Researchers look for biometric systems’ blind spots
Deer really do get confused by headlights, rendered unable to recognize an oncoming car for what it is — a couple tons of lethal momentum. As it happens, AI-powered biometric systems also can be stumped by the approach of a target.
A large team of university and industry researchers recently published a paper aimed at making real-time video person detectors more effective by finding blind spots, so to speak, in deep neural networks. In fact, they were able to make people invisible to systems in the physical world 52 percent to 63 percent of the time, depending on which training algorithm was used.
The researchers created what they call an adversarial T-shirt, a shirt printed with a colorful rectangular image stretching from the upper chest to above the waistline. While abstract, the image would not attract significant attention from uninitiated people on the street.
Others have created adversarial patches and stickers that can fool biometric systems, but for the most part, those signs are inflexible and work only if viewed in whole with advanced machine vision.

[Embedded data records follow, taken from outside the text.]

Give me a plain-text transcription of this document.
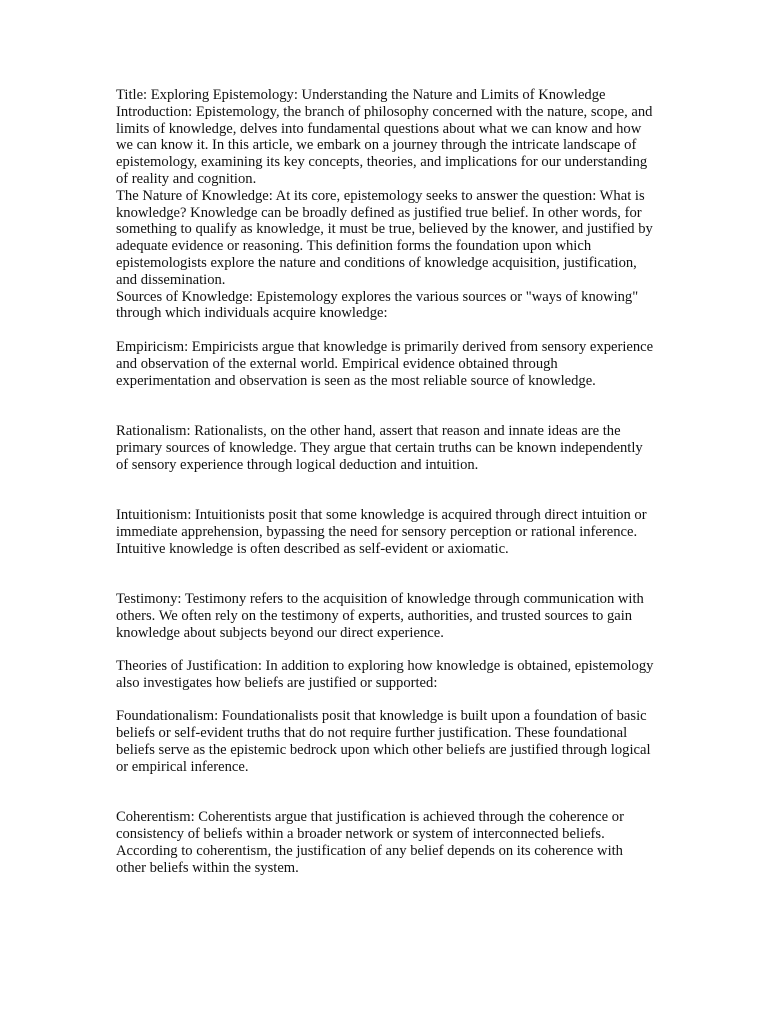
Title: Exploring Epistemology: Understanding the Nature and Limits of Knowledge

Introduction: Epistemology, the branch of philosophy concerned with the nature, scope, and limits of knowledge, delves into fundamental questions about what we can know and how we can know it. In this article, we embark on a journey through the intricate landscape of epistemology, examining its key concepts, theories, and implications for our understanding of reality and cognition.

The Nature of Knowledge: At its core, epistemology seeks to answer the question: What is knowledge? Knowledge can be broadly defined as justified true belief. In other words, for something to qualify as knowledge, it must be true, believed by the knower, and justified by adequate evidence or reasoning. This definition forms the foundation upon which epistemologists explore the nature and conditions of knowledge acquisition, justification, and dissemination.

Sources of Knowledge: Epistemology explores the various sources or "ways of knowing" through which individuals acquire knowledge:

Empiricism: Empiricists argue that knowledge is primarily derived from sensory experience and observation of the external world. Empirical evidence obtained through experimentation and observation is seen as the most reliable source of knowledge.

Rationalism: Rationalists, on the other hand, assert that reason and innate ideas are the primary sources of knowledge. They argue that certain truths can be known independently of sensory experience through logical deduction and intuition.

Intuitionism: Intuitionists posit that some knowledge is acquired through direct intuition or immediate apprehension, bypassing the need for sensory perception or rational inference. Intuitive knowledge is often described as self-evident or axiomatic.

Testimony: Testimony refers to the acquisition of knowledge through communication with others. We often rely on the testimony of experts, authorities, and trusted sources to gain knowledge about subjects beyond our direct experience.

Theories of Justification: In addition to exploring how knowledge is obtained, epistemology also investigates how beliefs are justified or supported:

Foundationalism: Foundationalists posit that knowledge is built upon a foundation of basic beliefs or self-evident truths that do not require further justification. These foundational beliefs serve as the epistemic bedrock upon which other beliefs are justified through logical or empirical inference.

Coherentism: Coherentists argue that justification is achieved through the coherence or consistency of beliefs within a broader network or system of interconnected beliefs. According to coherentism, the justification of any belief depends on its coherence with other beliefs within the system.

In an interview with Wired, Xue Lin, a researcher on the project, said the image disrupts the deep neural network’s ability to label and classify, effectively creating a blind spot in its targeting.
The innovation in the new effort is that the image works as it deforms and folds on itself and as the wearer walks for five to 10 seconds directly toward an Apple Corp. iPhone 7 Plus. The camera is simultaneously tied into state-of-the-art YOLOv2 and Faster R-CNN object-detection training algorithms.
The setup worked with a person wearing the T-shirt walking alone in a hall and when the person was joined by a person not wearing a patterned shirt.
YOLOv2 was fooled 63 percent of the time. Faster R-CNN failed 52 percent of the time, according to the research report.
Researchers on the project came from Northeastern University, the Massachusetts Institute of Technology and the MIT-IBM Watson AI Lab.